Ditengah sibuknya pengeksploitasian kaum proletar atau kaum lemah, muncullah sesorang bernama Karl Marx, ia berusaha membebaskan kaum proletar dari belenggu kapitalisme lewat gagasan-gagasannya. Kaum Proletar mendapatkan angin segar dengan kemunculan pendapat Karl Marx, sehingga mereka terilhami untuk melawan. Sementara itu, kaum borjuis dan kapitalis merasa terancam dengan gerakan Karl Marx.

Karl Marx mengagas sosialisme demi mengangkat derajat orang-orang miskin yang tertindas dan mendirikan masyarakat yang setara tanpa adanya hirarki kelas di tengah-tengah gempuran kapitalisme barat. Ajaran sosialisme Karl Marx mencoba menghapuskan sistem kelas sosial di tengah-tengah masyarakat. Adapun sistem kelas sosial selama ini hanya menguntungkan para konglomerat atau kaum borjuis.

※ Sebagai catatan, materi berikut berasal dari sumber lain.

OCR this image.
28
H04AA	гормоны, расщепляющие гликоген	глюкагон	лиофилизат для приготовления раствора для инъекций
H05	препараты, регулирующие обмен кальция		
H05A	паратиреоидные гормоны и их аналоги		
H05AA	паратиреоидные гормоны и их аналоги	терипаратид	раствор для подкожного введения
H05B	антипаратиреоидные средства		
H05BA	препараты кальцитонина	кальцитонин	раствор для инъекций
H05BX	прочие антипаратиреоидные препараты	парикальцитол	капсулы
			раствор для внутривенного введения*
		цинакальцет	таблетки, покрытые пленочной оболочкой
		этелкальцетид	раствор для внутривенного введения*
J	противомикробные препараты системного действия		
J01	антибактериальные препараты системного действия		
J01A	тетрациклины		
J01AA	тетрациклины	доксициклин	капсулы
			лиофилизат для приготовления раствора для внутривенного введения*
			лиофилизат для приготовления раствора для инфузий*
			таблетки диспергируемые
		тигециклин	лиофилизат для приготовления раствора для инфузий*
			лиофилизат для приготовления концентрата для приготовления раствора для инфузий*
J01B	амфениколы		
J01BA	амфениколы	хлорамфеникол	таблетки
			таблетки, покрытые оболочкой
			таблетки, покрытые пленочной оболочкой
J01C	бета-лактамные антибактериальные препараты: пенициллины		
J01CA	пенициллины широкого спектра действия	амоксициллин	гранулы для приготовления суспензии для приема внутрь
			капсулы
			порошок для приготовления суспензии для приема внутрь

Hingga saat ini sosialisme Karl Marx masih memiliki pengaruh yang cukup dominan. Benih-benih itu masih tumbuh dengan bentuk perlawanan kaum buruh, rakyat miskin dan gerakan akar rumput. Berkaca pada Indonesia sendiri yang menganut sistem demokrasi Pancasila. Pengaruh ajaran Karl Marx pernah menjadi sebuah kekuatan yang penting. Adapun ajaran tersebut dipelopori Partai Komunis Indonesia (PKI) pada saat itu. Bahkan presiden Soekarno disinyalir memiliki kedekatan tersendiri dengan kalangan komunis. Kemudian ia merintih sebuah gabungan ideologi atau paham yang disebut dengan Nasionalis, Agamis, dan Komunis yang kemudian dikenal dengan Nasakom.

Kesinambungan Ajaran Nabi Muhammad dan Karl Marx

Dalam pandangan Islam, pemikiran Karl Marx senafas dengan ajaran yang dibawa Rasulullah Muhammad SAW. Hasan Hanafi dalam karyanya yang berjudul Islam in the Modern World, Volume II memberikan pengertian, bahwa Islam dan Sosialisme yang diusung Karl Marx meimiliki prinsip yang sama yaitu menempatkan masyarakat pada posisi yang setara, tidak ada yang kuat, superior dan inferior.
Dalam catatan historis, penyebaran Islam di periode awal, tepatnya di Mekah, sebelum Nabi Muhammad SAW hijrah ke Yatsrib (Madinah) tercatat bahwa masyarakat Mekkah yang mayoritas para hartawan atau kapitalis pada saat itu, menolak agama baru dikarenakan adanya ketakutan terhadap ajaran egalitarian yang ditawarkan. Tentunya yang akan mengancam kedudukan tinggi para kapitalis Mekkah.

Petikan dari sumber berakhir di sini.